"Eddington"-Kritik: Phoenix vs. Pascal im besten Film des Jahres
Von Franco Schedl
Eines ist hier schnell klar: Die US-Welt im Kleinen will Ari Aster in seinem neuen Film abbilden und wählt dazu eine fiktive Kleinstadt namens Eddington in New Mexiko. Dass es keine heile Welt sein wird, versteht sich bei diesem Regisseur eigentlich von selbst. Verschärfend kommt die Lage im Corona-Jahr 2020 hinzu. Die Einwohner igeln sich im Lockdown ein und es bedarf in der angespannten Lage nur eines kleinen Funkens, damit alles hochgeht und diese Gesellschaft im völligen Chaos versinkt.
Ein Sheriff mit Ambitionen
Der örtliche Sheriff Joe Cross (Joaquin Phoenix) hat eigentlich das Zeug zum Verlierer: ungelenk, übergewichtig, unprofessionell und nicht sehr durchsetzungsfähig, egal, ob im Job oder daheim, wo eine labile Frau (Emma Stone) sitzt, deren einzige Beschäftigung im Anfertigen bizarrer Puppen besteht. Außerdem hat sich dort auch seine Schwiegermutter (Deirdre O'Connell) einquartiert und nervt alle mit ihren pausenlosen Verschwörungstheorien. Es ist nicht schwer, Cross wie eine Witzfigur erscheinen zu lassen.

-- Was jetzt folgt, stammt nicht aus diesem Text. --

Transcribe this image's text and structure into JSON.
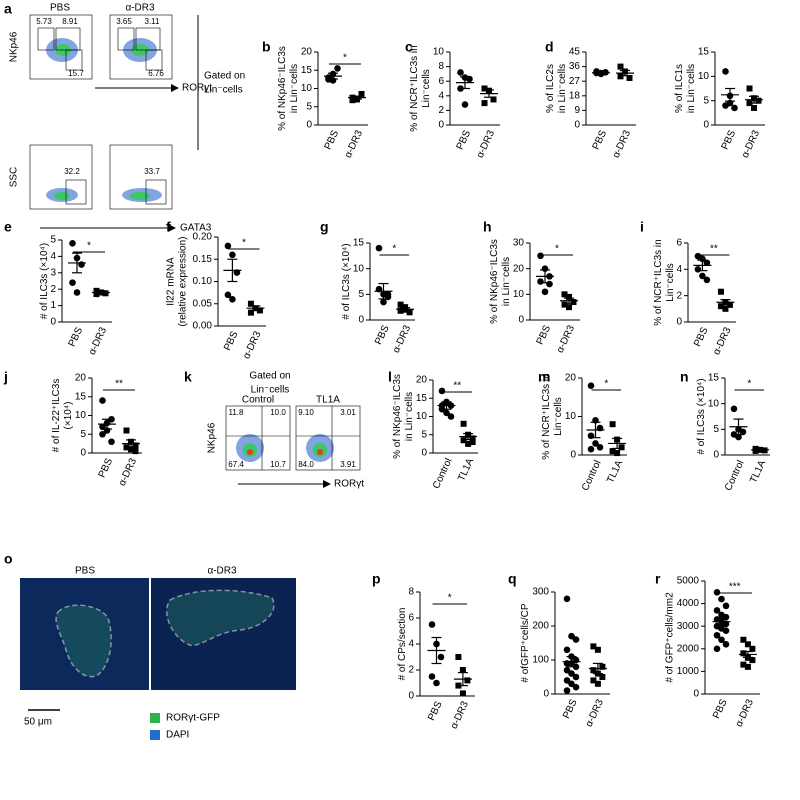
{
  "chart_data": [
    {
      "type": "dotplot",
      "panel": "b",
      "ylabel": [
        "% of NKp46⁻ILC3s",
        "in Lin⁻cells"
      ],
      "categories": [
        "PBS",
        "α-DR3"
      ],
      "values": [
        [
          12.5,
          14,
          15.5,
          13,
          12.2
        ],
        [
          7.5,
          7,
          8.5,
          6.8
        ]
      ],
      "mean": [
        13.4,
        7.5
      ],
      "sem": [
        0.8,
        0.4
      ],
      "ylim": [
        0,
        20
      ],
      "yticks": [
        0,
        5,
        10,
        15,
        20
      ],
      "significance": "*",
      "markers": [
        "circle",
        "square"
      ],
      "color": "#000000"
    },
    {
      "type": "dotplot",
      "panel": "c",
      "ylabel": [
        "% of NCR⁺ILC3s in",
        "Lin⁻cells"
      ],
      "categories": [
        "PBS",
        "α-DR3"
      ],
      "values": [
        [
          7.2,
          6.5,
          6.3,
          5,
          2.8
        ],
        [
          5,
          4.7,
          3.5,
          3
        ]
      ],
      "mean": [
        5.8,
        4.3
      ],
      "sem": [
        0.8,
        0.5
      ],
      "ylim": [
        0,
        10
      ],
      "yticks": [
        0,
        2,
        4,
        6,
        8,
        10
      ],
      "markers": [
        "circle",
        "square"
      ],
      "color": "#000000"
    },
    {
      "type": "dotplot",
      "panel": "d",
      "ylabel": [
        "% of ILC2s",
        "in Lin⁻cells"
      ],
      "categories": [
        "PBS",
        "α-DR3"
      ],
      "values": [
        [
          33,
          32,
          32.5,
          32,
          31.5
        ],
        [
          36,
          33,
          29,
          30
        ]
      ],
      "mean": [
        32.2,
        32
      ],
      "sem": [
        0.3,
        1.6
      ],
      "ylim": [
        0,
        45
      ],
      "yticks": [
        0,
        9,
        18,
        27,
        36,
        45
      ],
      "markers": [
        "circle",
        "square"
      ],
      "color": "#000000"
    },
    {
      "type": "dotplot",
      "ylabel": [
        "% of ILC1s",
        "in Lin⁻cells"
      ],
      "categories": [
        "PBS",
        "α-DR3"
      ],
      "values": [
        [
          11,
          6,
          3.5,
          4,
          4.5
        ],
        [
          7.5,
          5.5,
          5,
          4.5,
          3.5
        ]
      ],
      "mean": [
        6.2,
        5.2
      ],
      "sem": [
        1.3,
        0.7
      ],
      "ylim": [
        0,
        15
      ],
      "yticks": [
        0,
        5,
        10,
        15
      ],
      "markers": [
        "circle",
        "square"
      ],
      "color": "#000000"
    },
    {
      "type": "dotplot",
      "panel": "e",
      "ylabel": [
        "# of ILC3s (×10⁴)"
      ],
      "categories": [
        "PBS",
        "α-DR3"
      ],
      "values": [
        [
          4.8,
          3.9,
          3.5,
          2.4,
          1.8
        ],
        [
          1.9,
          1.8,
          1.75,
          1.7
        ]
      ],
      "mean": [
        3.6,
        1.8
      ],
      "sem": [
        0.6,
        0.1
      ],
      "ylim": [
        0,
        5
      ],
      "yticks": [
        0,
        1,
        2,
        3,
        4,
        5
      ],
      "significance": "*",
      "markers": [
        "circle",
        "square"
      ],
      "color": "#000000"
    },
    {
      "type": "dotplot",
      "panel": "f",
      "ylabel": [
        "Il22 mRNA",
        "(relative expression)"
      ],
      "categories": [
        "PBS",
        "α-DR3"
      ],
      "values": [
        [
          0.18,
          0.16,
          0.12,
          0.07,
          0.06
        ],
        [
          0.05,
          0.04,
          0.035,
          0.03
        ]
      ],
      "mean": [
        0.125,
        0.04
      ],
      "sem": [
        0.025,
        0.005
      ],
      "ylim": [
        0,
        0.2
      ],
      "yticks": [
        {
          "value": 0,
          "label": "0.00"
        },
        {
          "value": 0.05,
          "label": "0.05"
        },
        {
          "value": 0.1,
          "label": "0.10"
        },
        {
          "value": 0.15,
          "label": "0.15"
        },
        {
          "value": 0.2,
          "label": "0.20"
        }
      ],
      "significance": "*",
      "markers": [
        "circle",
        "square"
      ],
      "color": "#000000"
    },
    {
      "type": "dotplot",
      "panel": "g",
      "ylabel": [
        "# of ILC3s (×10⁴)"
      ],
      "categories": [
        "PBS",
        "α-DR3"
      ],
      "values": [
        [
          14,
          5,
          4.5,
          6,
          3.5,
          5
        ],
        [
          3,
          2.5,
          1.5,
          1.8,
          2
        ]
      ],
      "mean": [
        5.6,
        2.1
      ],
      "sem": [
        1.5,
        0.3
      ],
      "ylim": [
        0,
        15
      ],
      "yticks": [
        0,
        5,
        10,
        15
      ],
      "significance": "*",
      "markers": [
        "circle",
        "square"
      ],
      "color": "#000000"
    },
    {
      "type": "dotplot",
      "panel": "h",
      "ylabel": [
        "% of NKp46⁻ILC3s",
        "in Lin⁻cells"
      ],
      "categories": [
        "PBS",
        "α-DR3"
      ],
      "values": [
        [
          25,
          20,
          17,
          15,
          11,
          14
        ],
        [
          10,
          9,
          7,
          6,
          5
        ]
      ],
      "mean": [
        17,
        7.5
      ],
      "sem": [
        2.5,
        1
      ],
      "ylim": [
        0,
        30
      ],
      "yticks": [
        0,
        10,
        20,
        30
      ],
      "significance": "*",
      "markers": [
        "circle",
        "square"
      ],
      "color": "#000000"
    },
    {
      "type": "dotplot",
      "panel": "i",
      "ylabel": [
        "% of NCR⁺ILC3s in",
        "Lin⁻cells"
      ],
      "categories": [
        "PBS",
        "α-DR3"
      ],
      "values": [
        [
          5,
          4.8,
          4.5,
          4,
          3.5,
          3.2
        ],
        [
          2.3,
          1.5,
          1.3,
          1.2,
          1
        ]
      ],
      "mean": [
        4.3,
        1.5
      ],
      "sem": [
        0.4,
        0.2
      ],
      "ylim": [
        0,
        6
      ],
      "yticks": [
        0,
        2,
        4,
        6
      ],
      "significance": "**",
      "markers": [
        "circle",
        "square"
      ],
      "color": "#000000"
    },
    {
      "type": "dotplot",
      "panel": "j",
      "ylabel": [
        "# of IL-22⁺ILC3s",
        "(×10⁴)"
      ],
      "categories": [
        "PBS",
        "α-DR3"
      ],
      "values": [
        [
          14,
          8,
          9,
          7,
          6,
          3,
          5
        ],
        [
          6,
          3,
          2,
          1.5,
          1,
          0.5
        ]
      ],
      "mean": [
        7.7,
        2.5
      ],
      "sem": [
        1.3,
        1
      ],
      "ylim": [
        0,
        20
      ],
      "yticks": [
        0,
        5,
        10,
        15,
        20
      ],
      "significance": "**",
      "markers": [
        "circle",
        "square"
      ],
      "color": "#000000"
    },
    {
      "type": "dotplot",
      "panel": "l",
      "ylabel": [
        "% of NKp46⁻ILC3s",
        "in Lin⁻cells"
      ],
      "categories": [
        "Control",
        "TL1A"
      ],
      "values": [
        [
          17,
          14,
          13,
          12,
          11,
          10,
          13
        ],
        [
          8,
          5,
          4,
          3.5,
          2.5,
          3
        ]
      ],
      "mean": [
        13,
        4.5
      ],
      "sem": [
        1,
        0.8
      ],
      "ylim": [
        0,
        20
      ],
      "yticks": [
        0,
        5,
        10,
        15,
        20
      ],
      "significance": "**",
      "markers": [
        "circle",
        "square"
      ],
      "color": "#000000"
    },
    {
      "type": "dotplot",
      "panel": "m",
      "ylabel": [
        "% of NCR⁺ILC3s in",
        "Lin⁻cells"
      ],
      "categories": [
        "Control",
        "TL1A"
      ],
      "values": [
        [
          18,
          9,
          7,
          5,
          3,
          2,
          1.5
        ],
        [
          8,
          4,
          2,
          1,
          0.5
        ]
      ],
      "mean": [
        6.5,
        3
      ],
      "sem": [
        2,
        1.3
      ],
      "ylim": [
        0,
        20
      ],
      "yticks": [
        0,
        10,
        20
      ],
      "significance": "*",
      "markers": [
        "circle",
        "square"
      ],
      "color": "#000000"
    },
    {
      "type": "dotplot",
      "panel": "n",
      "ylabel": [
        "# of ILC3s (×10⁴)"
      ],
      "categories": [
        "Control",
        "TL1A"
      ],
      "values": [
        [
          9,
          5,
          4.5,
          4,
          3.5
        ],
        [
          1.2,
          1,
          0.9,
          0.8
        ]
      ],
      "mean": [
        5.5,
        1
      ],
      "sem": [
        1.5,
        0.1
      ],
      "ylim": [
        0,
        15
      ],
      "yticks": [
        0,
        5,
        10,
        15
      ],
      "significance": "*",
      "markers": [
        "circle",
        "square"
      ],
      "color": "#000000"
    },
    {
      "type": "dotplot",
      "panel": "p",
      "ylabel": [
        "# of CPs/section"
      ],
      "categories": [
        "PBS",
        "α-DR3"
      ],
      "values": [
        [
          5.5,
          4,
          3,
          1.5,
          1
        ],
        [
          3,
          2,
          1.2,
          0.8,
          0.2
        ]
      ],
      "mean": [
        3.5,
        1.3
      ],
      "sem": [
        1,
        0.5
      ],
      "ylim": [
        0,
        8
      ],
      "yticks": [
        0,
        2,
        4,
        6,
        8
      ],
      "significance": "*",
      "markers": [
        "circle",
        "square"
      ],
      "color": "#000000"
    },
    {
      "type": "dotplot",
      "panel": "q",
      "ylabel": [
        "# ofGFP⁺cells/CP"
      ],
      "categories": [
        "PBS",
        "α-DR3"
      ],
      "values": [
        [
          280,
          170,
          160,
          130,
          110,
          100,
          90,
          90,
          80,
          70,
          60,
          50,
          40,
          30,
          20,
          10
        ],
        [
          140,
          130,
          80,
          70,
          60,
          50,
          40,
          30
        ]
      ],
      "mean": [
        95,
        75
      ],
      "sem": [
        15,
        15
      ],
      "ylim": [
        0,
        300
      ],
      "yticks": [
        0,
        100,
        200,
        300
      ],
      "markers": [
        "circle",
        "square"
      ],
      "color": "#000000"
    },
    {
      "type": "dotplot",
      "panel": "r",
      "ylabel": [
        "# of GFP⁺cells/mm2"
      ],
      "categories": [
        "PBS",
        "α-DR3"
      ],
      "values": [
        [
          4500,
          4200,
          3900,
          3700,
          3500,
          3400,
          3300,
          3200,
          3100,
          3000,
          2900,
          2800,
          2600,
          2400,
          2200,
          2000
        ],
        [
          2400,
          2200,
          2000,
          1800,
          1600,
          1500,
          1300,
          1200
        ]
      ],
      "mean": [
        3200,
        1750
      ],
      "sem": [
        150,
        130
      ],
      "ylim": [
        0,
        5000
      ],
      "yticks": [
        0,
        1000,
        2000,
        3000,
        4000,
        5000
      ],
      "significance": "***",
      "markers": [
        "circle",
        "square"
      ],
      "color": "#000000"
    }
  ],
  "flow_a": {
    "letter": "a",
    "columns": [
      "PBS",
      "α-DR3"
    ],
    "top_y_label": "NKp46",
    "top_x_label": "RORγt",
    "top_gates": [
      [
        "5.73",
        "8.91",
        "15.7"
      ],
      [
        "3.65",
        "3.11",
        "6.76"
      ]
    ],
    "bottom_y_label": "SSC",
    "bottom_x_label": "GATA3",
    "bottom_gates": [
      "32.2",
      "33.7"
    ],
    "gate_label": [
      "Gated on",
      "Lin⁻cells"
    ]
  },
  "flow_k": {
    "letter": "k",
    "gate_label": [
      "Gated on",
      "Lin⁻cells"
    ],
    "columns": [
      "Control",
      "TL1A"
    ],
    "y_label": "NKp46",
    "x_label": "RORγt",
    "quadrants": [
      [
        "11.8",
        "10.0",
        "67.4",
        "10.7"
      ],
      [
        "9.10",
        "3.01",
        "84.0",
        "3.91"
      ]
    ]
  },
  "image_o": {
    "letter": "o",
    "columns": [
      "PBS",
      "α-DR3"
    ],
    "scale_bar": "50 μm",
    "legend": [
      "RORγt-GFP",
      "DAPI"
    ]
  }
}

Trotzdem hat der Mann größere Ambitionen: Ihm genügt das Vertreten des Gesetzes nicht, sondern er möchte in die Politik einsteigen und sieht sich bereits als Eddingtons künftiger Bürgermeister. Klar, dass er mit seinen Plänen beim derzeit amtierenden (Pedro Pascal) auf keine Gegenliebe stößt. Noch dazu stecken sehr persönliche Gründe hinter diesem öffentlich ausgetragenen Machtkampf. Welche Katastrophe an Gewalt und Zerstörung diese Rivalität heraufbeschwören wird, kann aber keiner von beiden ahnen.
Themenreich und provokant
Mit Schärfe und Bissigkeit seziert Aster unbarmherzig - aber zugleich voller Teilnahme für seine Figuren - das zeitgenössische Amerika. Einen besseren und bedeutenderen Film hat er bisher noch nicht vorgelegt. Er greift alle Themen, Entwicklungen, Reizworte und Slogans der vergangenen Jahre auf und verquickt diese Mischung aus Covid-Gegnerschaft, Black Life Matters, Missbrauchsopfer, Rassismus, Aktivismus, Profitgier, einem im Hintergrund drohenden Trump und den allgegenwärtigen Social-Media-Kanälen zu einer Geschichte von tragischer Folgerichtigkeit, die immer mehr Eskalationspotential offenbart – und da alles in New Mexiko spielt, präsentiert sich "Eddington" über weite Strecken auch als regelrechter Neowestern, bei dem viele Schusswaffen losgehen.
Nächster Oscar für Phoenix in Sicht?
Pascal, den man in letzter Zeit leider allzu oft in allzu ähnlichen Rollen zu sehen bekommen hat, zeigt sich hier endlich von einer wohltuend anderen Seite. Emma Stone beweist, dass sie auch ohne Lanthimos' Regie anspruchsvolle Aufgaben bewältigen kann. Austin Butler tritt in einer wichtigen Nebenrolle als kampflustiger Erweckungsprediger mit schwerer Vergangenheit in Erscheinung, und Joaquin Phoenix spielt sowieso in einer ganz eigenen Liga - mit seiner tragischen Sheriff-Figur hat er sich eindeutig eine weitere Oscarnominierung verdient. Aster weiß die Stärke seines Hauptdarstellers klar zu schätzen, weshalb er ihn nach "Beau Is Afraid" gleich erneut engagiert hat.
Manchmal ist man direkt irritiert und fragt sich, ob der Regisseur nicht doch eher Martin McDonagh heißt, denn "Eddington" erweist sich als würdiges Werk in der Nachfolge von "Three Billboards Outside Ebbing, Missouri" (was bei der Wahl von fast gleichlautenden Ortsnamen wohl kein Zufall sein kann). Dieser böse Kleinstadt-Thriller ist jedenfalls einer der aufregendsten und wichtigsten Filme des Jahres, den man sich nicht entgehen lassen sollte. Vielleicht erscheint er manchen zu zynisch, weil Aster wirklich nach allen Seiten austeilt und niemanden schon. Seine Figuren verhalten sich oft irrational, unbedacht und gemein; aber das tun wir doch auch alle ab und an. That's life – und nicht nur in Eddington, New Mexiko.